In short, Morton and Bradford were not birds of a feather. Indeed, the way Morton writes about the native peoples and natural environment of New England clearly shows how much he distanced himself from Puritan ideology and its leaders. Morton’s friendly relations with the indigenous peoples starkly contrasts with Bradford’s contentiousness. The two also evinced contrasting attitudes toward the American natural environment. Because the American peoples and their natural environments were so closely connected, not only in fact, but in the European imaginary, Bradford’s attitudes toward both are closely connected, as are Morton’s. And though sharply contrasting, Bradford’s Indian-nature attitudes and Morton’s flow, at a deeper level, from a common source. They both subscribe to a sort of primitivism. Bradford considered the Indians to be part of a forbidding wilderness, while Morton considered them to be noble savages of a bountiful promised land. Consider the title of Morton’s work about his experiences in New England, New English Canaan. With it he satirizes the Puritans’ habit of perceiving themselves and the New World in terms of the tribulations of the Israelites in the Old Testament. But also in this work describing New England, Morton “appeale[s] to any man of judgement, whether it be not a Land that for her excellent indowments of Nature may passe for a plaine parallel to Canaan of Israell, being in a more temporat Climat, this being in 40 Degrees and that in 30.” Morton sees New England as a promised land that may even surpass that of the Israelites and ironically, to be sure, but also seriously dubs it “Canaan,” while Bradford heroically insists that the wilderness presents the greatest moral as well as physical challenge in human history for God’s chosen people.

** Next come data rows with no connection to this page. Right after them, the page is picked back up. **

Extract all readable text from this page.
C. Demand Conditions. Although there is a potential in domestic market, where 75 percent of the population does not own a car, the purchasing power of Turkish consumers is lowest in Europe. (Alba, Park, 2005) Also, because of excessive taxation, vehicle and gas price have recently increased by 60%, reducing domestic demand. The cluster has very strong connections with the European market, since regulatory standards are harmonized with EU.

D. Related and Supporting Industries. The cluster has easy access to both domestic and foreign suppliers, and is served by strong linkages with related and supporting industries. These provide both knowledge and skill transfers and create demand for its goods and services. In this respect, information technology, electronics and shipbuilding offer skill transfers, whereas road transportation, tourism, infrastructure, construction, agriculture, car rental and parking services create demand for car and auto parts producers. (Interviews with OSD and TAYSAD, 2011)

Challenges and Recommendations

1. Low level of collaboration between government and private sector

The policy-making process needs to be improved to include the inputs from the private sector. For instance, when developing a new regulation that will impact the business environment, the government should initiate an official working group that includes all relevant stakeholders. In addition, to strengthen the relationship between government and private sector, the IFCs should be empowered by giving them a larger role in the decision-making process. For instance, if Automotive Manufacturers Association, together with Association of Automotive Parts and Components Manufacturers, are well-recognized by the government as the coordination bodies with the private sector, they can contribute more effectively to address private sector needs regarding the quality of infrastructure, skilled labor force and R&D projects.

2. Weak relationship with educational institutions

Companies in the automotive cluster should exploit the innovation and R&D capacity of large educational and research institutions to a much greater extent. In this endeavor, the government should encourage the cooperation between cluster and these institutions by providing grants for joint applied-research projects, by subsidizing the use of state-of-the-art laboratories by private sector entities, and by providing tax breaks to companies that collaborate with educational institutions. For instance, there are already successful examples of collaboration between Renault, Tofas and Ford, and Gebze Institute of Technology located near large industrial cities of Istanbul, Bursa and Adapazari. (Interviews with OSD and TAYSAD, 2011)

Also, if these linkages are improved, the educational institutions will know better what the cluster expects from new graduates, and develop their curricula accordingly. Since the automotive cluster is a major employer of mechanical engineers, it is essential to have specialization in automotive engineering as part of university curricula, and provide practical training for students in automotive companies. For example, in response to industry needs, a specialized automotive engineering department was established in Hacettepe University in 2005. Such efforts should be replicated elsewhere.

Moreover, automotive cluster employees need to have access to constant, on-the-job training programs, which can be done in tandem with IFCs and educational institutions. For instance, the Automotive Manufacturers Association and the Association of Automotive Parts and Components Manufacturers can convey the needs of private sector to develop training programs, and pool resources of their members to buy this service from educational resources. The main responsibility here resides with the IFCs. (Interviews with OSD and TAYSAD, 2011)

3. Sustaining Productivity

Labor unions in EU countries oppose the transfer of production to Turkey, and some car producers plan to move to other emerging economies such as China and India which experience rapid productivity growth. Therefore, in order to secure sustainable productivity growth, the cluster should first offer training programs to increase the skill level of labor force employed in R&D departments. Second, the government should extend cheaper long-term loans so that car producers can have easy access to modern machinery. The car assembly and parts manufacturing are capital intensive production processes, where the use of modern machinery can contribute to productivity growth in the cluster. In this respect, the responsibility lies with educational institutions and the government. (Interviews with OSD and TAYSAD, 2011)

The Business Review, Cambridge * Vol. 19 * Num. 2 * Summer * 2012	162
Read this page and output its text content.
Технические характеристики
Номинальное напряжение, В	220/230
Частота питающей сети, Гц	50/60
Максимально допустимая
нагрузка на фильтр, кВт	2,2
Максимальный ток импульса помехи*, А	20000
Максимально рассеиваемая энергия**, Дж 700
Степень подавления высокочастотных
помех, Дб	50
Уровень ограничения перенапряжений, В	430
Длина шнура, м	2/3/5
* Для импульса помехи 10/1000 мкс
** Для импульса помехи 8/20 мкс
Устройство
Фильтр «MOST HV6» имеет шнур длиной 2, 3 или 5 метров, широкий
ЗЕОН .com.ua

Worth noting is that seventeenth-century Puritan (and in Morton’s case, anti-Puritan) writing makes a mockery of the twentieth-century idea of wilderness as a place where “man himself is a visitor who does not remain.” It was, by all early-settlement accounts, teeming with people. And to the analytic eye of an ecologist, the east coast of North America was far from being “untrammeled by man.” Native hunting, horticulture, town-building, and burning had created a landscape no less influenced by man than that bequeathed to their heirs by the pilgrims from Europe, as historians William Cronon and Carolyn Merchant point out (see Further Reading).

Only when the grip of Puritan thought on the American mind was relaxed could wilderness become the object not of fear, loathing, and conquest, but of veneration and preservation, if the history Roderick Nash constructs were the whole story. Who better than Thoreau, the man who marched to the beat of a different drummer, represents the intellectual counter current to Puritanism in American thought? In an 1851 public lecture, he would declare that “in Wildness is the preservation of the World.” He opened that lecture, “Walking,” with this preamble:

I wish to speak a word for Nature, for absolute freedom and wildness, as contrasted with a freedom and culture merely civil . . . . I wish to make an extreme statement, if so I may make an emphatic one, for there are enough champions of civilization: the minister and the school committee, and every one of you will take care of that.

We don’t know the identity of the “minister” present on this occasion, but doubtless he was a Presbyterian or Congregationalist preacher of a Calvinist persuasion. Neither do we know who composed the school committee, but we can be sure that they were among the Elect—and heaven bound. The rest of Thoreau’s audience consisted mostly of descendants of the Puritan pilgrims who first settled Concord, Massachusetts, in the seventeenth century. Thoreau here opposes Nature to civilization, wildness to culture, and himself to his pious audience. Thoreau, a close associate of Ralph Waldo Emerson is, like Emerson, labeled a Transcendentalist. It’s not entirely clear what Transcendentalism was—elements of Platonism, Hinduism, Romanticism, Deism blended together—but it seems pretty clear that it was a far cry from Puritanism. Thoreau, however, was certainly a Puritan in his habits, if not in his philosophy. He was celibate, vegetarian, a teetotaler, otherwise abstemious, frugal . . . and judgmental.